It’s Women’s History Month!
Every year, by presidential proclamation, March is designated Women’s History Month in which the entire month is set aside to honor women’s contributions in American history.
Here on this blog, we’ve featured many women throughout the west who have made a name for themselves in some way. Calamity Jane, Belle Starr, Annie Oakley, Stagecoach Mary… the list goes on and on.
But I recently came across a different woman who wasn’t from the west. In fact, she was from the south–Georgia, to be exact–but she certainly made plenty of contributions in her life to make her worthy of honor and notoriety during Women’s History Month.
Mary Francis Hill Coley was an African-American woman born in 1900 in rural Baker County, Georgia. She learned midwifery at a young age through an apprenticeship instead of attending formal medical school. By her early adulthood, she’d gained enough hands-on experience to achieve the reputation of being one of the most trusted and compassionate midwives serving the communities around Albany, earning the loving name of “Miss Mary.”
“Every baby is a little bit of heaven sent down to earth.”

As most of us with children probably already know, babies don’t decide to be born conveniently during the daytime. Many a husband came knocking on Mary’s door in the middle of the night, frantic that his wife had gone into labor and needed help. Mary kept her medical bag ready on her nightstand.

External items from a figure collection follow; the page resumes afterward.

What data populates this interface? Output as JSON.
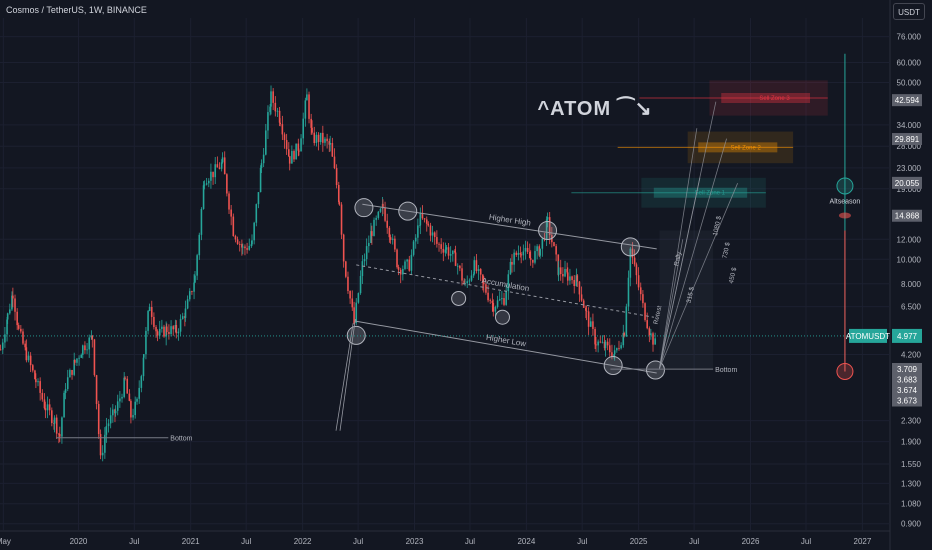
{
  "header": {
    "title": "Cosmos / TetherUS, 1W, BINANCE",
    "currency": "USDT"
  },
  "chart_data": {
    "type": "candlestick",
    "title": "ATOM",
    "symbol": "ATOMUSDT",
    "y_scale": "log",
    "ylim": [
      0.85,
      90
    ],
    "x_range": [
      "2019-04-20",
      "2027-04-01"
    ],
    "y_ticks": [
      76.0,
      60.0,
      50.0,
      34.0,
      28.0,
      23.0,
      19.0,
      12.0,
      10.0,
      8.0,
      6.5,
      4.2,
      2.3,
      1.9,
      1.55,
      1.3,
      1.08,
      0.9
    ],
    "y_tick_labels": [
      "76.000",
      "60.000",
      "50.000",
      "34.000",
      "28.000",
      "23.000",
      "19.000",
      "12.000",
      "10.000",
      "8.000",
      "6.500",
      "4.200",
      "2.300",
      "1.900",
      "1.550",
      "1.300",
      "1.080",
      "0.900"
    ],
    "x_ticks": [
      {
        "date": "2019-05-01",
        "label": "May"
      },
      {
        "date": "2020-01-01",
        "label": "2020"
      },
      {
        "date": "2020-07-01",
        "label": "Jul"
      },
      {
        "date": "2021-01-01",
        "label": "2021"
      },
      {
        "date": "2021-07-01",
        "label": "Jul"
      },
      {
        "date": "2022-01-01",
        "label": "2022"
      },
      {
        "date": "2022-07-01",
        "label": "Jul"
      },
      {
        "date": "2023-01-01",
        "label": "2023"
      },
      {
        "date": "2023-07-01",
        "label": "Jul"
      },
      {
        "date": "2024-01-01",
        "label": "2024"
      },
      {
        "date": "2024-07-01",
        "label": "Jul"
      },
      {
        "date": "2025-01-01",
        "label": "2025"
      },
      {
        "date": "2025-07-01",
        "label": "Jul"
      },
      {
        "date": "2026-01-01",
        "label": "2026"
      },
      {
        "date": "2026-07-01",
        "label": "Jul"
      },
      {
        "date": "2027-01-01",
        "label": "2027"
      }
    ],
    "price_path": [
      {
        "date": "2019-04-22",
        "value": 4.4
      },
      {
        "date": "2019-05-15",
        "value": 6.0
      },
      {
        "date": "2019-06-01",
        "value": 7.4
      },
      {
        "date": "2019-06-20",
        "value": 5.2
      },
      {
        "date": "2019-07-15",
        "value": 4.2
      },
      {
        "date": "2019-08-15",
        "value": 3.3
      },
      {
        "date": "2019-09-15",
        "value": 2.6
      },
      {
        "date": "2019-10-15",
        "value": 2.3
      },
      {
        "date": "2019-11-01",
        "value": 2.0
      },
      {
        "date": "2019-11-20",
        "value": 3.2
      },
      {
        "date": "2019-12-20",
        "value": 3.9
      },
      {
        "date": "2020-01-15",
        "value": 4.5
      },
      {
        "date": "2020-02-15",
        "value": 4.9
      },
      {
        "date": "2020-03-13",
        "value": 1.6
      },
      {
        "date": "2020-04-01",
        "value": 2.2
      },
      {
        "date": "2020-05-01",
        "value": 2.5
      },
      {
        "date": "2020-06-01",
        "value": 3.3
      },
      {
        "date": "2020-06-20",
        "value": 2.4
      },
      {
        "date": "2020-07-10",
        "value": 2.7
      },
      {
        "date": "2020-08-01",
        "value": 4.3
      },
      {
        "date": "2020-08-20",
        "value": 6.7
      },
      {
        "date": "2020-09-15",
        "value": 5.0
      },
      {
        "date": "2020-10-15",
        "value": 5.3
      },
      {
        "date": "2020-11-15",
        "value": 5.2
      },
      {
        "date": "2020-12-15",
        "value": 6.2
      },
      {
        "date": "2021-01-15",
        "value": 8.5
      },
      {
        "date": "2021-02-15",
        "value": 21.0
      },
      {
        "date": "2021-03-15",
        "value": 22.0
      },
      {
        "date": "2021-04-15",
        "value": 24.0
      },
      {
        "date": "2021-05-20",
        "value": 13.0
      },
      {
        "date": "2021-06-20",
        "value": 11.0
      },
      {
        "date": "2021-07-20",
        "value": 11.5
      },
      {
        "date": "2021-08-20",
        "value": 24.0
      },
      {
        "date": "2021-09-20",
        "value": 44.0
      },
      {
        "date": "2021-10-20",
        "value": 36.0
      },
      {
        "date": "2021-11-20",
        "value": 25.0
      },
      {
        "date": "2021-12-20",
        "value": 28.0
      },
      {
        "date": "2022-01-15",
        "value": 44.0
      },
      {
        "date": "2022-02-01",
        "value": 30.0
      },
      {
        "date": "2022-03-01",
        "value": 30.0
      },
      {
        "date": "2022-04-01",
        "value": 28.0
      },
      {
        "date": "2022-05-01",
        "value": 17.0
      },
      {
        "date": "2022-05-15",
        "value": 10.0
      },
      {
        "date": "2022-06-18",
        "value": 5.6
      },
      {
        "date": "2022-07-15",
        "value": 9.5
      },
      {
        "date": "2022-08-15",
        "value": 13.0
      },
      {
        "date": "2022-09-20",
        "value": 16.0
      },
      {
        "date": "2022-10-15",
        "value": 12.5
      },
      {
        "date": "2022-11-10",
        "value": 9.2
      },
      {
        "date": "2022-12-15",
        "value": 9.5
      },
      {
        "date": "2023-01-20",
        "value": 14.5
      },
      {
        "date": "2023-02-15",
        "value": 13.5
      },
      {
        "date": "2023-03-15",
        "value": 11.5
      },
      {
        "date": "2023-04-15",
        "value": 11.0
      },
      {
        "date": "2023-05-15",
        "value": 10.0
      },
      {
        "date": "2023-06-15",
        "value": 7.8
      },
      {
        "date": "2023-07-15",
        "value": 9.4
      },
      {
        "date": "2023-08-15",
        "value": 7.8
      },
      {
        "date": "2023-09-15",
        "value": 6.6
      },
      {
        "date": "2023-10-20",
        "value": 7.0
      },
      {
        "date": "2023-11-15",
        "value": 10.0
      },
      {
        "date": "2023-12-15",
        "value": 11.0
      },
      {
        "date": "2024-01-15",
        "value": 10.0
      },
      {
        "date": "2024-02-15",
        "value": 11.0
      },
      {
        "date": "2024-03-10",
        "value": 14.0
      },
      {
        "date": "2024-04-15",
        "value": 9.0
      },
      {
        "date": "2024-05-15",
        "value": 8.6
      },
      {
        "date": "2024-06-15",
        "value": 8.2
      },
      {
        "date": "2024-07-15",
        "value": 6.0
      },
      {
        "date": "2024-08-15",
        "value": 4.7
      },
      {
        "date": "2024-09-15",
        "value": 4.5
      },
      {
        "date": "2024-10-15",
        "value": 4.2
      },
      {
        "date": "2024-11-15",
        "value": 5.2
      },
      {
        "date": "2024-12-05",
        "value": 11.0
      },
      {
        "date": "2024-12-25",
        "value": 8.5
      },
      {
        "date": "2025-01-15",
        "value": 6.5
      },
      {
        "date": "2025-02-10",
        "value": 5.0
      },
      {
        "date": "2025-03-01",
        "value": 4.5
      }
    ],
    "pattern": {
      "higher_high": [
        {
          "date": "2022-07-15",
          "value": 16.5
        },
        {
          "date": "2025-03-01",
          "value": 11.0
        }
      ],
      "higher_low": [
        {
          "date": "2022-06-20",
          "value": 5.7
        },
        {
          "date": "2025-03-01",
          "value": 3.55
        }
      ],
      "accumulation_mid": [
        {
          "date": "2022-06-25",
          "value": 9.5
        },
        {
          "date": "2025-02-20",
          "value": 5.9
        }
      ],
      "circles": [
        {
          "date": "2022-07-20",
          "value": 16.0,
          "style": "highlight"
        },
        {
          "date": "2022-12-10",
          "value": 15.5,
          "style": "highlight"
        },
        {
          "date": "2024-03-10",
          "value": 13.0,
          "style": "highlight"
        },
        {
          "date": "2024-12-05",
          "value": 11.2,
          "style": "highlight"
        },
        {
          "date": "2022-06-25",
          "value": 5.0,
          "style": "highlight"
        },
        {
          "date": "2024-10-10",
          "value": 3.8,
          "style": "highlight"
        },
        {
          "date": "2025-02-25",
          "value": 3.65,
          "style": "highlight"
        },
        {
          "date": "2023-05-25",
          "value": 7.0,
          "style": "dark"
        },
        {
          "date": "2023-10-15",
          "value": 5.9,
          "style": "dark"
        }
      ]
    },
    "horizontal_levels": [
      {
        "label": "Bottom",
        "value": 1.97,
        "from": "2019-10-20",
        "to": "2020-10-20"
      },
      {
        "label": "Bottom",
        "value": 3.68,
        "from": "2024-10-01",
        "to": "2025-09-01"
      }
    ],
    "sell_zones": [
      {
        "label": "Sell Zone 1",
        "from": "2025-01-10",
        "to": "2026-02-20",
        "low": 16.0,
        "high": 21.0,
        "color": "#26a69a"
      },
      {
        "label": "Sell Zone 2",
        "from": "2025-06-10",
        "to": "2026-05-20",
        "low": 24.0,
        "high": 32.0,
        "color": "#ff9800"
      },
      {
        "label": "Sell Zone 3",
        "from": "2025-08-20",
        "to": "2026-09-10",
        "low": 37.0,
        "high": 51.0,
        "color": "#f23645"
      }
    ],
    "projection_labels": [
      {
        "label": "Rally",
        "date": "2025-05-15",
        "value": 10.0
      },
      {
        "label": "Retest",
        "date": "2025-03-10",
        "value": 6.0
      },
      {
        "label": "315 $",
        "date": "2025-06-25",
        "value": 7.2
      },
      {
        "label": "1080 $",
        "date": "2025-09-20",
        "value": 13.5
      },
      {
        "label": "730 $",
        "date": "2025-10-20",
        "value": 10.8
      },
      {
        "label": "450 $",
        "date": "2025-11-10",
        "value": 8.6
      }
    ],
    "altseason_label": "Altseason",
    "annotation_labels": {
      "higher_high": "Higher High",
      "higher_low": "Higher Low",
      "accumulation": "Accumulation",
      "atom_arrow": "ATOM"
    },
    "price_tags": [
      {
        "value": 42.594,
        "label": "42.594",
        "style": "gray"
      },
      {
        "value": 29.891,
        "label": "29.891",
        "style": "gray"
      },
      {
        "value": 20.055,
        "label": "20.055",
        "style": "gray"
      },
      {
        "value": 14.868,
        "label": "14.868",
        "style": "gray"
      },
      {
        "value": 4.977,
        "label": "4.977",
        "style": "green",
        "prefix": "ATOMUSDT"
      },
      {
        "value": 3.709,
        "label": "3.709",
        "style": "gray"
      },
      {
        "value": 3.683,
        "label": "3.683",
        "style": "gray"
      },
      {
        "value": 3.674,
        "label": "3.674",
        "style": "gray"
      },
      {
        "value": 3.673,
        "label": "3.673",
        "style": "gray"
      }
    ]
  }
}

With bag in hand, she’d put on her coat and head out, oftentimes walking long distances down dark country roads if transportation wasn’t available.

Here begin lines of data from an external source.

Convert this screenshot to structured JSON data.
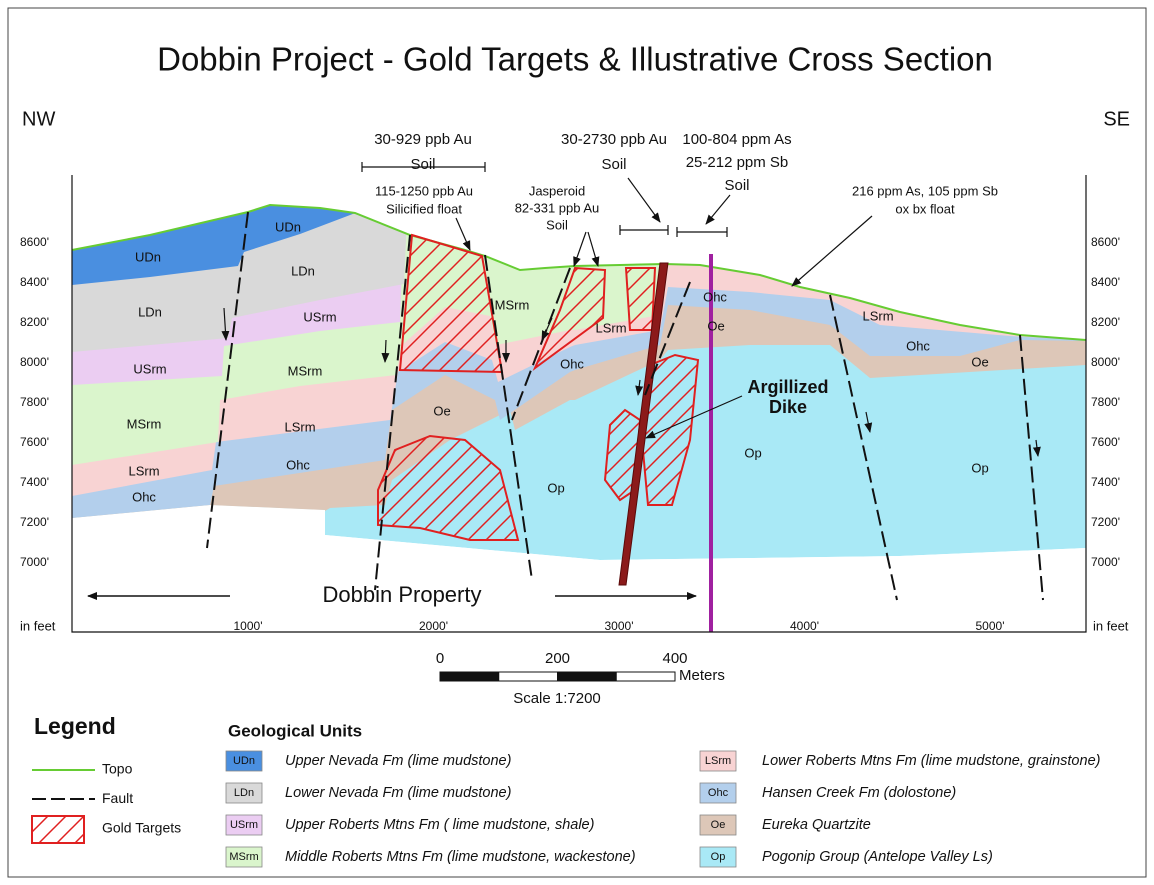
{
  "title": "Dobbin Project - Gold Targets & Illustrative Cross Section",
  "orientation": {
    "left": "NW",
    "right": "SE"
  },
  "elevation_labels": [
    "8600'",
    "8400'",
    "8200'",
    "8000'",
    "7800'",
    "7600'",
    "7400'",
    "7200'",
    "7000'"
  ],
  "distance_labels": [
    "1000'",
    "2000'",
    "3000'",
    "4000'",
    "5000'"
  ],
  "axis_units": "in feet",
  "annotations": [
    {
      "lines": [
        "30-929 ppb Au",
        "Soil"
      ]
    },
    {
      "lines": [
        "115-1250 ppb Au",
        "Silicified float"
      ]
    },
    {
      "lines": [
        "Jasperoid",
        "82-331 ppb Au",
        "Soil"
      ]
    },
    {
      "lines": [
        "30-2730 ppb Au",
        "Soil"
      ]
    },
    {
      "lines": [
        "100-804 ppm As",
        "25-212 ppm Sb",
        "Soil"
      ]
    },
    {
      "lines": [
        "216 ppm As, 105 ppm Sb",
        "ox bx float"
      ]
    },
    {
      "lines": [
        "Argillized",
        "Dike"
      ]
    }
  ],
  "unit_labels": [
    "UDn",
    "UDn",
    "LDn",
    "LDn",
    "USrm",
    "USrm",
    "MSrm",
    "MSrm",
    "LSrm",
    "LSrm",
    "Ohc",
    "Ohc",
    "MSrm",
    "LSrm",
    "Ohc",
    "Oe",
    "Op",
    "Op",
    "Op",
    "Ohc",
    "Oe",
    "LSrm",
    "Ohc",
    "Oe"
  ],
  "property": "Dobbin Property",
  "scale": {
    "ticks": [
      0,
      200,
      400
    ],
    "unit": "Meters",
    "label": "Scale 1:7200"
  },
  "legend": {
    "title": "Legend",
    "items": [
      "Topo",
      "Fault",
      "Gold Targets"
    ]
  },
  "units": {
    "title": "Geological Units",
    "items": [
      {
        "code": "UDn",
        "name": "Upper Nevada Fm (lime mudstone)",
        "color": "#4a8fe0"
      },
      {
        "code": "LDn",
        "name": "Lower Nevada Fm (lime mudstone)",
        "color": "#d9d9d9"
      },
      {
        "code": "USrm",
        "name": "Upper Roberts Mtns Fm ( lime mudstone, shale)",
        "color": "#ebcdf2"
      },
      {
        "code": "MSrm",
        "name": "Middle Roberts Mtns Fm (lime mudstone, wackestone)",
        "color": "#daf5cc"
      },
      {
        "code": "LSrm",
        "name": "Lower Roberts Mtns Fm (lime mudstone, grainstone)",
        "color": "#f8d3d3"
      },
      {
        "code": "Ohc",
        "name": "Hansen Creek Fm (dolostone)",
        "color": "#b3cfec"
      },
      {
        "code": "Oe",
        "name": "Eureka Quartzite",
        "color": "#ddc7b8"
      },
      {
        "code": "Op",
        "name": "Pogonip Group (Antelope Valley Ls)",
        "color": "#a9e9f6"
      }
    ]
  }
}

“The baby is not the only patient.”
But she did more than just deliver babies. She also:
• provided prenatal guidance, including strongly advising regular doctor visits for crucial examinations at her clinic
• helped families prepare for delivery by offering them a box of linens, baby clothes, and reading materials
• assisted mothers during long home labors, checking them carefully under sanitary conditions
• cared for both mother and newborn for several hours afterward, giving advice, aiding in breastfeeding, and after care.
You’re probably wondering if she had children of her own. She sure did. In 1930, she married Ashley Coley, a carpenter, and they went on to have ten children together. Then, for reasons not revealed, he up and left her to raise those ten kids by herself.
Can you imagine?
But she endured, thanks to her successful midwifery and practical nursing career. While serving her community, she was still able to support her large family as well as buy her own home, a car, a telephone, supplies for emergencies, and even hire an assistant to help with births and visits.
In the early 1950s, the Georgia Department of Public Health wanted to create a documentary film about safe childbirth practices to educate midwives. The result was “All My Babies: A Midwife’s Own Story” (1953), directed by George C. Stoney. Mary Coley was chosen as the central figure – not actors – and the film was used for years to train midwives across the United States and internationally. It was the first time the general public was able to view a real birth on screen, and today the film is considered one of the most important public-health documentaries ever made.
I watched the black-and-white film on YouTube. Mary is very loving, soft-spoken, and efficient as she cares for two separate mothers ready to give birth as well as postpartum. Her knowledge of the importance of sanitation was clear in her work, whether it was washing her hands, boiling her instruments, using freshly-laundered linens or sanitized cloths to clean both mother and baby.
By the time she died in 1966, according to her grandson, she had raised eleven children and delivered 3,700 babies, many of them documented on a large bulletin board in her clinic.
She’s certainly deserving to be honored during Women’s History Month, don’t you think?
If you’ve ever given birth, did you use a midwife at home? A doula? Or did you prefer a hospital setting? Was there someone with you that you couldn’t have done without?